The report, What Happened to the Warm Welcome?, is based on Home Office data, policy analysis and testimonies. It highlights a series of failures of the so-called ‘Operation Warm Welcome’. The publication of the report coincides with the eviction of thousands of Afghan evacuees from hotels, leaving them to face the prospect of homelessness.

British forces depended on local people during the conflict in Afghanistan and committed to offer those it evacuated sanctuary in the UK. The Government pledged to provide them with support to rebuild their lives. Now the Government’s actions have left thousands of men, women and children trapped in limbo, with nowhere permanent to live, while thousands more remain stuck in Afghanistan or Pakistan unable to reach the UK safely.

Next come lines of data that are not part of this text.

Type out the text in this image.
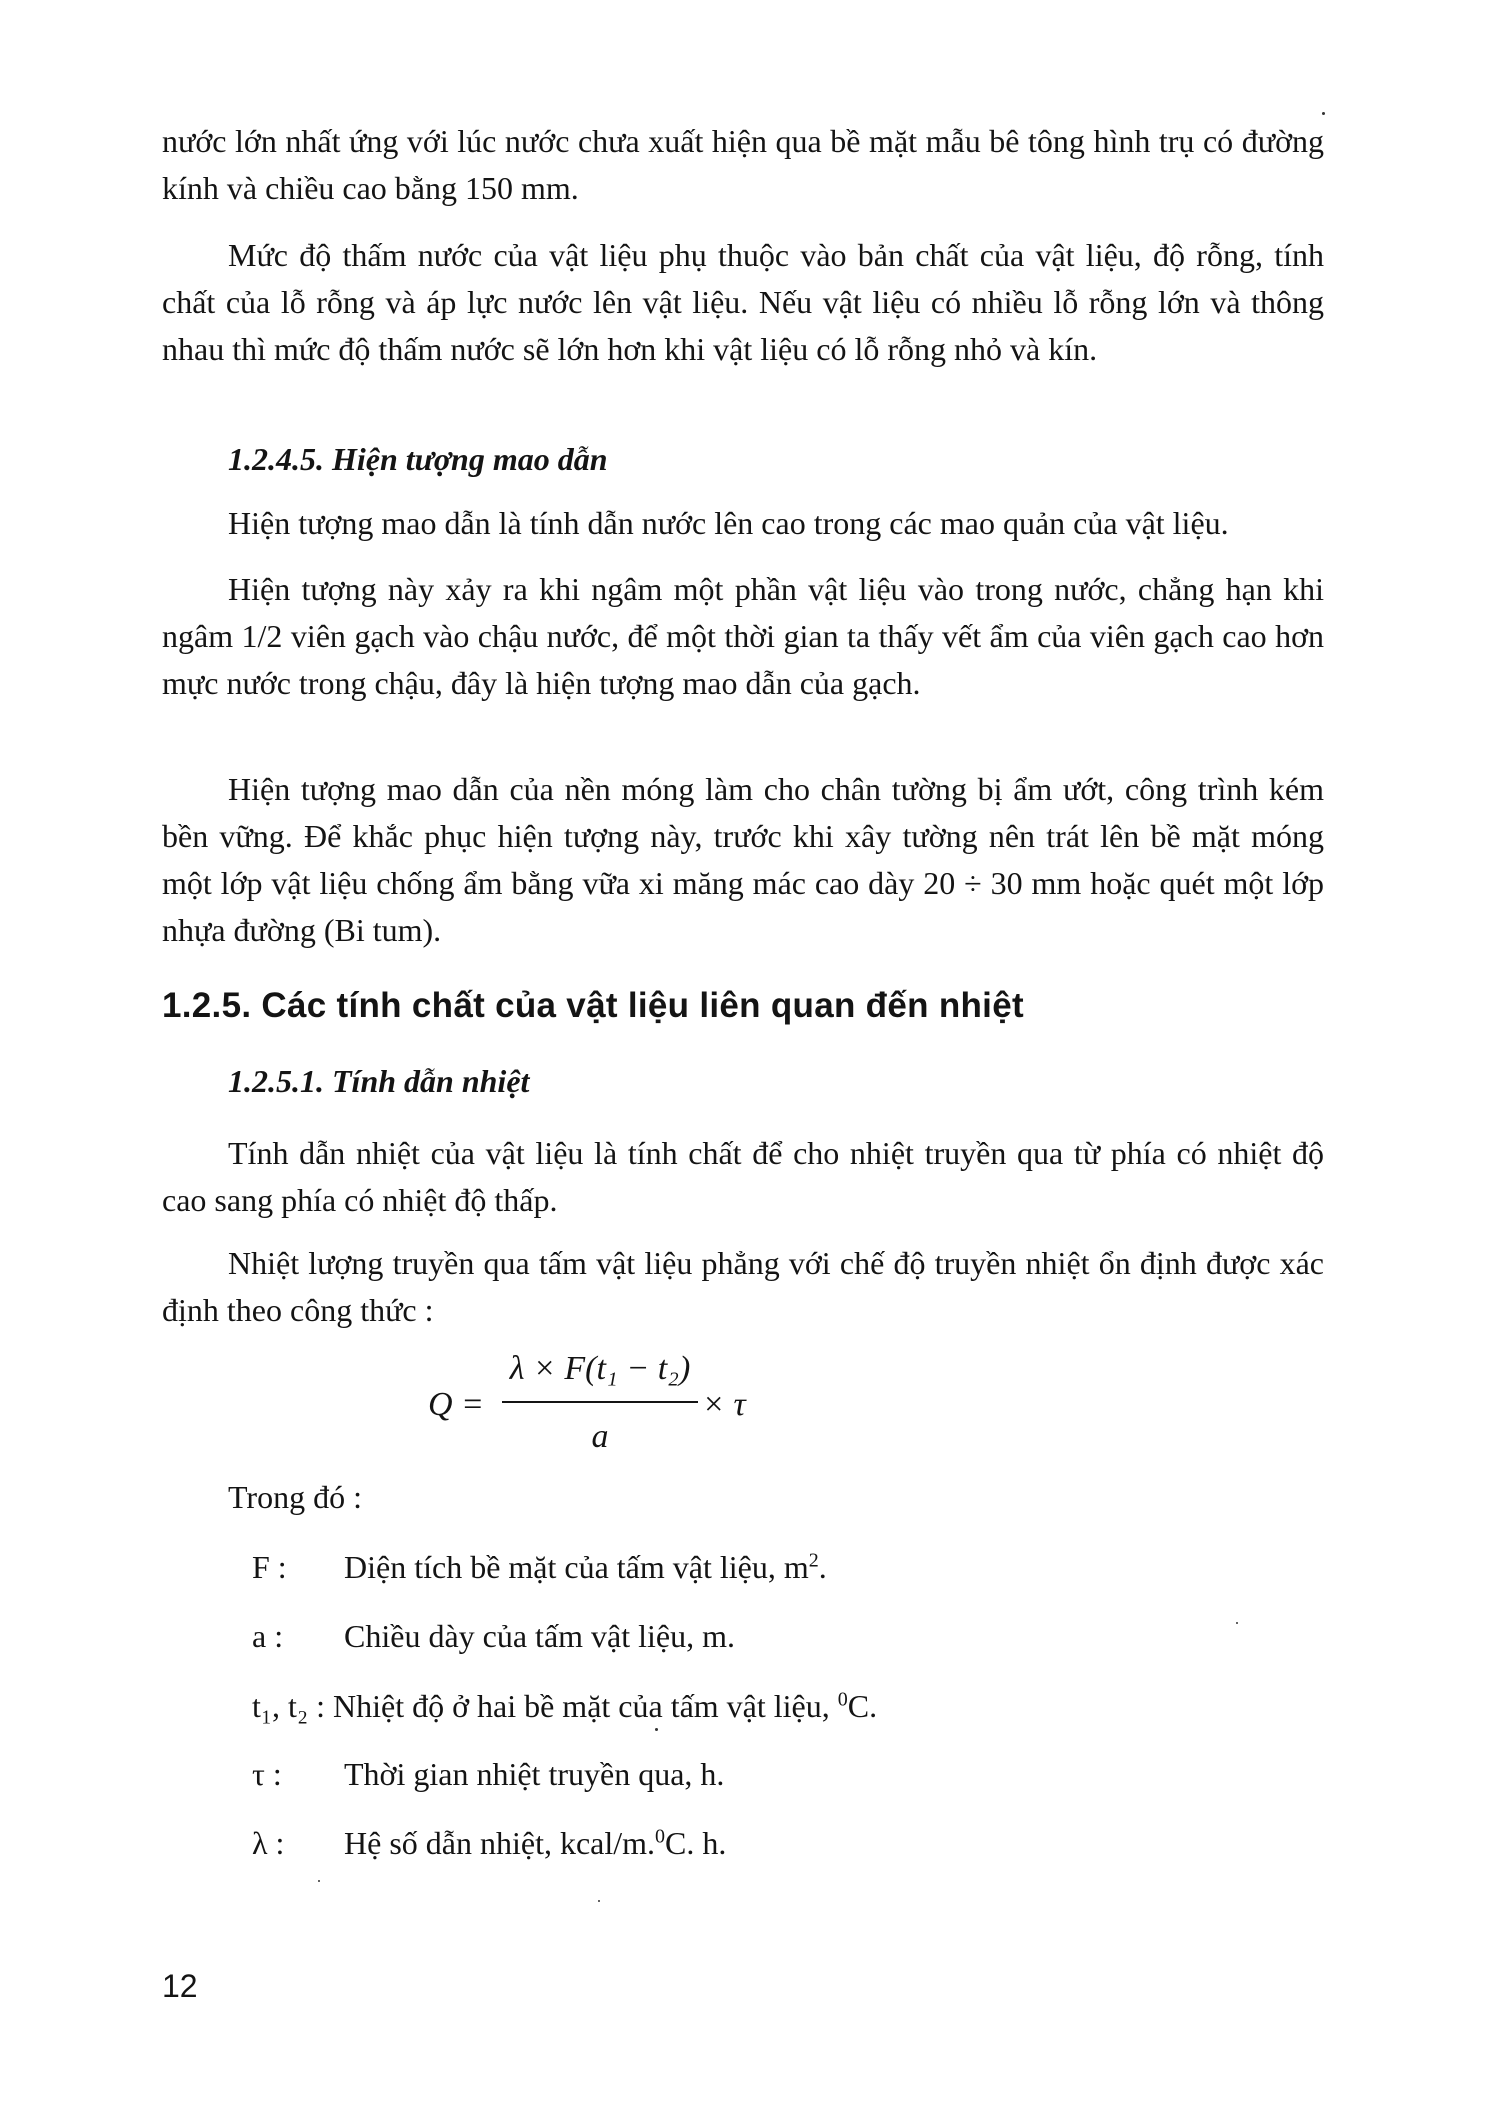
nước lớn nhất ứng với lúc nước chưa xuất hiện qua bề mặt mẫu bê tông hình trụ có đường kính và chiều cao bằng 150 mm.

Mức độ thấm nước của vật liệu phụ thuộc vào bản chất của vật liệu, độ rỗng, tính chất của lỗ rỗng và áp lực nước lên vật liệu. Nếu vật liệu có nhiều lỗ rỗng lớn và thông nhau thì mức độ thấm nước sẽ lớn hơn khi vật liệu có lỗ rỗng nhỏ và kín.

1.2.4.5. Hiện tượng mao dẫn

Hiện tượng mao dẫn là tính dẫn nước lên cao trong các mao quản của vật liệu.

Hiện tượng này xảy ra khi ngâm một phần vật liệu vào trong nước, chẳng hạn khi ngâm 1/2 viên gạch vào chậu nước, để một thời gian ta thấy vết ẩm của viên gạch cao hơn mực nước trong chậu, đây là hiện tượng mao dẫn của gạch.

Hiện tượng mao dẫn của nền móng làm cho chân tường bị ẩm ướt, công trình kém bền vững. Để khắc phục hiện tượng này, trước khi xây tường nên trát lên bề mặt móng một lớp vật liệu chống ẩm bằng vữa xi măng mác cao dày 20 ÷ 30 mm hoặc quét một lớp nhựa đường (Bi tum).

1.2.5. Các tính chất của vật liệu liên quan đến nhiệt

1.2.5.1. Tính dẫn nhiệt

Tính dẫn nhiệt của vật liệu là tính chất để cho nhiệt truyền qua từ phía có nhiệt độ cao sang phía có nhiệt độ thấp.

Nhiệt lượng truyền qua tấm vật liệu phẳng với chế độ truyền nhiệt ổn định được xác định theo công thức :

Q =
λ × F(t₁ − t₂)
a
× τ

Trong đó :

F : Diện tích bề mặt của tấm vật liệu, $m^2$.
a : Chiều dày của tấm vật liệu, m.
t₁, t₂ : Nhiệt độ ở hai bề mặt của tấm vật liệu, $^0$C.
τ : Thời gian nhiệt truyền qua, h.
λ : Hệ số dẫn nhiệt, kcal/m.$^0$C. h.
12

The report exposes several key failures in the implementation of Operation Warm Welcome:

  • Only 54 Afghans have been newly resettled under the Government’s flagship scheme, not the promised 5,000. (This statistic excludes ACRS pathway 1 because those under ACRS pathway 1 arrived in the UK as part of the evacuation before the ACRS resettlement schemes were launched. They were then subsequently transferred onto the schemes after their arrival in the UK. Therefore, they were not newly resettled.)
  • This is compared to over 8,000 Afghans who arrived in the past year by crossing the Channel in small boats out of desperation. For every Afghan who managed to arrive through a resettlement scheme, almost  90 resorted to risking their lives at sea.
  • Thousands of Afghan evacuees initially housed in temporary hotel accommodation now face the threat of eviction by the end of August, leaving many vulnerable to homelessness.
  • Afghan families remain torn apart, as the Home Office has failed to establish a clear process for the majority of Afghan refugees to reunite with family members who were left behind in the evacuation.
  • Afghans crossing by boat to reach safety in the UK will now be prohibited from ever claiming asylum in the UK and be subject to detention and removal.

The report calls on the UK Government to urgently address these issues and fulfil its commitment to protect and house Afghan refugees.

Key recommendations include:

  • Ensuring that all Afghan refugees are supported to find permanent housing before leaving their hotel accommodation.
  • Halting evictions until permanent accommodation is secured for those still in hotels.
  • Implementing a national strategy to coordinate housing issues across all local authorities to cater to the needs of the entire population of concern.
  • Facilitating family reunions for Afghan evacuees and ensuring clarity on the process.
  • Building a functional mechanism for refugees on the ACRS pathway to reunite with their family members.

Enver Solomon, CEO of the Refugee Council, said:

“Operation Pitting rescued Afghans from the Taliban, but Operation Warm Welcome has left them out in the cold. Hotel evictions risk pushing traumatised families onto the streets, while thousands more remain stuck abroad unable to reach the UK safely.

“The Government must urgently make good on its commitment of relocating and housing the Afghan men, women and children who stood resolutely with us. After risking everything for the UK, they should not be forced to make dangerous boat journeys to get here or facing the grim reality of sleeping rough in the UK.

“We must uphold our pledge to give Afghans a genuine ‘warm welcome’ with functioning resettlement schemes and family reunion mechanisms, and suitable plans for long-term accommodation in the UK. Our Afghan allies deserve security and certainty, not betrayal.”